Britain’s faltering economy could slip back into recession but government action to boost growth is likely to help the country avoid another downturn, Business Secretary Vince Cable said on Wednesday night.
10:38PM BST 19 Oct 2011
Asked if he could promise that Britain would not experience a double-dip recession, Cable said: “I can’t do that. We know conditions are very difficult but the government is doing the best it can to protect people.”
The economy has barely grown over the last year, inflation is at a three-year high and households are feeling the pain from rising unemployment and weak wage growth.
Prime Minister David Cameron’s coalition Government is under mounting pressure to do more to stimulate the economy to avoid a return to recession. The last downturn ended in the second quarter of 2009.

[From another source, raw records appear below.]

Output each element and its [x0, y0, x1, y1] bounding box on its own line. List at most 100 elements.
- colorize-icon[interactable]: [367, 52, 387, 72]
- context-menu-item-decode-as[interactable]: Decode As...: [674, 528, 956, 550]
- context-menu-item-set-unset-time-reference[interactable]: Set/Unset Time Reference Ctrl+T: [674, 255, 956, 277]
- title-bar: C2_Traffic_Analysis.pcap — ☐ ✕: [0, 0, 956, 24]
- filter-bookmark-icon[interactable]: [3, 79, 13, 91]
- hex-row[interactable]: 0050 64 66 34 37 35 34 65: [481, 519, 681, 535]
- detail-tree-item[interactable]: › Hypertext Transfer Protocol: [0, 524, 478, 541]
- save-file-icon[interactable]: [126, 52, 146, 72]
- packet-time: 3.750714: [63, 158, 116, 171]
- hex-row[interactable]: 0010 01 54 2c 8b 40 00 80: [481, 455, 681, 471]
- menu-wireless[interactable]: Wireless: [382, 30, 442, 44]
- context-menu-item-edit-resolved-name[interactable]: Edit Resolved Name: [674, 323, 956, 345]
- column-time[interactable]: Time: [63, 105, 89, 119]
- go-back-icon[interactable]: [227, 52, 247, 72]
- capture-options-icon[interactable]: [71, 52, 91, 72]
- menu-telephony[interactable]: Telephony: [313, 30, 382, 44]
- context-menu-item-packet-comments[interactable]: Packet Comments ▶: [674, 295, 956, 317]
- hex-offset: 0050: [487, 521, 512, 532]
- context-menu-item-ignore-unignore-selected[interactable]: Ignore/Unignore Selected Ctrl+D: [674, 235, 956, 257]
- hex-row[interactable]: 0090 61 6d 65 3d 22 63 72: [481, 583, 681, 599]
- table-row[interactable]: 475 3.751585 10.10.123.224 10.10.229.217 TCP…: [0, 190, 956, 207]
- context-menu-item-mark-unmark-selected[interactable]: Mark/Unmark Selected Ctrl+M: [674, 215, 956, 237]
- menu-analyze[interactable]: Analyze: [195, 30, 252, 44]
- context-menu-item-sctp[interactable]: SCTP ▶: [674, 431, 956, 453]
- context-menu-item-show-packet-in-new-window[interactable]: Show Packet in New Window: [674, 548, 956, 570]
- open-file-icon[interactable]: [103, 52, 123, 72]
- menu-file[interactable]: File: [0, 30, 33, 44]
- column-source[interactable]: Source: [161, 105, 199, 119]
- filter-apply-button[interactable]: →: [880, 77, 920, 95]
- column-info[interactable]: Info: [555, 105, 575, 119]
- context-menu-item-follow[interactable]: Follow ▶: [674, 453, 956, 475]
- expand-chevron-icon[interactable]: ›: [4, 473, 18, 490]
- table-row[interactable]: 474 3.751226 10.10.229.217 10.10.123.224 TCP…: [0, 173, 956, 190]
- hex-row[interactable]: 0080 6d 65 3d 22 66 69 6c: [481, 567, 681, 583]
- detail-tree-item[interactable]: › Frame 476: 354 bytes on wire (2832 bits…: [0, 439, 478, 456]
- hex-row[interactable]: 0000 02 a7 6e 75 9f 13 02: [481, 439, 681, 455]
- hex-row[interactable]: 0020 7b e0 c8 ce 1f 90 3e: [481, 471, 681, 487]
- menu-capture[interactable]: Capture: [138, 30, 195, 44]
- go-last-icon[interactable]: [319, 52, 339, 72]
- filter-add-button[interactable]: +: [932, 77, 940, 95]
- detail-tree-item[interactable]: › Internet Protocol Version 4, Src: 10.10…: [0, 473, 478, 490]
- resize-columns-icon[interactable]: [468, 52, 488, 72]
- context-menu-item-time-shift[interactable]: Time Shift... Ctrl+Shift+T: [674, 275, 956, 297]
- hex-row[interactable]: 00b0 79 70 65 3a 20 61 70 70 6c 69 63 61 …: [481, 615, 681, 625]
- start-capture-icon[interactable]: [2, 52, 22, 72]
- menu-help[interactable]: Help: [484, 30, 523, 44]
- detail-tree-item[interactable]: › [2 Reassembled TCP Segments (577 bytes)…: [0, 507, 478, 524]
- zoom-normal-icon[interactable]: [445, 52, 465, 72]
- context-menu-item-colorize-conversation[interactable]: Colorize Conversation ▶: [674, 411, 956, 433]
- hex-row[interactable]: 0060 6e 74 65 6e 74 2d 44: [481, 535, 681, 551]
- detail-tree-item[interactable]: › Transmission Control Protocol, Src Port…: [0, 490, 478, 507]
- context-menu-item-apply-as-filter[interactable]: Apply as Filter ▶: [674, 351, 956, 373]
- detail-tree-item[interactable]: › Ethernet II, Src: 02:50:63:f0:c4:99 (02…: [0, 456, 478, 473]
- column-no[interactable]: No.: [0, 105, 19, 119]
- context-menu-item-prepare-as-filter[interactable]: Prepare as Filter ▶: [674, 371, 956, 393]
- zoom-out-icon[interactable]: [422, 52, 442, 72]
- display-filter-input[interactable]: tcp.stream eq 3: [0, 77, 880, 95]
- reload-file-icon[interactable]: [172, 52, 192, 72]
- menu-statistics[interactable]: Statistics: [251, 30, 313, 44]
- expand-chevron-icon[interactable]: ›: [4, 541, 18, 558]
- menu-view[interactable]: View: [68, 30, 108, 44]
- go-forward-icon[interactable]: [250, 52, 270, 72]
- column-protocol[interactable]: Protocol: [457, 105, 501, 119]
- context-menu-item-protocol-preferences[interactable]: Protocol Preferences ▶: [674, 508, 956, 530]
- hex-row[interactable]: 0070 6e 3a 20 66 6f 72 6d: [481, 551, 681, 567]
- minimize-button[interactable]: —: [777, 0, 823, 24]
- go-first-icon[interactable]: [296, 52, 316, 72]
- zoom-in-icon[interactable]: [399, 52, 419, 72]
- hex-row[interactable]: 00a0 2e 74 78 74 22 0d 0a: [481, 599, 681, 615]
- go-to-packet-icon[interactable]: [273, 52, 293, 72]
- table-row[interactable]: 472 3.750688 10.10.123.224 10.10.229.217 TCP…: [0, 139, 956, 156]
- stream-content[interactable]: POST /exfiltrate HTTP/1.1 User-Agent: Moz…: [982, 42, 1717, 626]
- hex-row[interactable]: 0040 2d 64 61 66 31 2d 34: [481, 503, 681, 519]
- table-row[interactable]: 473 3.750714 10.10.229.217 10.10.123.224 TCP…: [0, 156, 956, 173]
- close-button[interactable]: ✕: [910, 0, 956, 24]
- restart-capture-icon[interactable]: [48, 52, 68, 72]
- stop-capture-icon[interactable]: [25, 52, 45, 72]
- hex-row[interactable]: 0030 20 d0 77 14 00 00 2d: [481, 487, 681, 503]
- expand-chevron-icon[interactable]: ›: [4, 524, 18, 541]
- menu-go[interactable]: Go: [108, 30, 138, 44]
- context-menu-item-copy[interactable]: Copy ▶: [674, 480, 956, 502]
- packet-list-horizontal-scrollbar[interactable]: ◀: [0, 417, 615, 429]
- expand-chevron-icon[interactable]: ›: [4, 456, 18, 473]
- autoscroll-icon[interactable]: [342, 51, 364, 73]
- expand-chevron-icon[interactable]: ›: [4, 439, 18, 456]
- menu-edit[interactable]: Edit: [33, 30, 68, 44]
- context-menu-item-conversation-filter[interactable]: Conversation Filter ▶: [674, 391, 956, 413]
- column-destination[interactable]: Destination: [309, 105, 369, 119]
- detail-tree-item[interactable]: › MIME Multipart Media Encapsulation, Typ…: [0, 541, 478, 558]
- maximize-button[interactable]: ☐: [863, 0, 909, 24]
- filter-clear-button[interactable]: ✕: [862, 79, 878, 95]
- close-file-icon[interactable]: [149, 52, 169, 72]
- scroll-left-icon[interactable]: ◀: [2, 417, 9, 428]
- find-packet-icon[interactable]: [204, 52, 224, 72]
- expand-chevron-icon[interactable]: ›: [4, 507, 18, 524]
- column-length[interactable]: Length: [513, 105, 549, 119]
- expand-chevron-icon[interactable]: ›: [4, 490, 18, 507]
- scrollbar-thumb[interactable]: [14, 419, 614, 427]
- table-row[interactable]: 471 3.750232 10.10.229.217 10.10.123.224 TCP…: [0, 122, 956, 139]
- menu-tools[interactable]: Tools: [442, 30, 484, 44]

The government’s options are limited by its commitment to cut a budget that peaked at around 11pc of gross domestic product. It is cutting public spending and raising taxes to try to balance the books.
Asked if it was time for the Government to adjust its austerity programme, Cable told ITV News at Ten: “There is no point pretending this isn’t difficult … the basic discipline is not something the government is doing enthusiastically.
“We are not masochists … but we are also doing positive things looking at how to create growth through business.”
While the “brutal reality” is that Britain’s economy has weakened over the past two years, the Government is certain it can find a way out of the crisis, Cable added, according to extracts of the interview released before it was aired.
The Labour Party said the government must urgently rewrite its spending plans to rescue the economy.
“It is time this Government actually took responsibility for their reckless decision to cut spending and raise taxes too far and too fast which has crushed our economy,” Labour business spokesman Chuka Umunna said in a statement.
Bank of England policymakers voted this month to pump another £75bn into the economy to boost growth. Minutes from their last policy meeting, released earlier on Wednesday, showed they considered injecting even more cash into the system.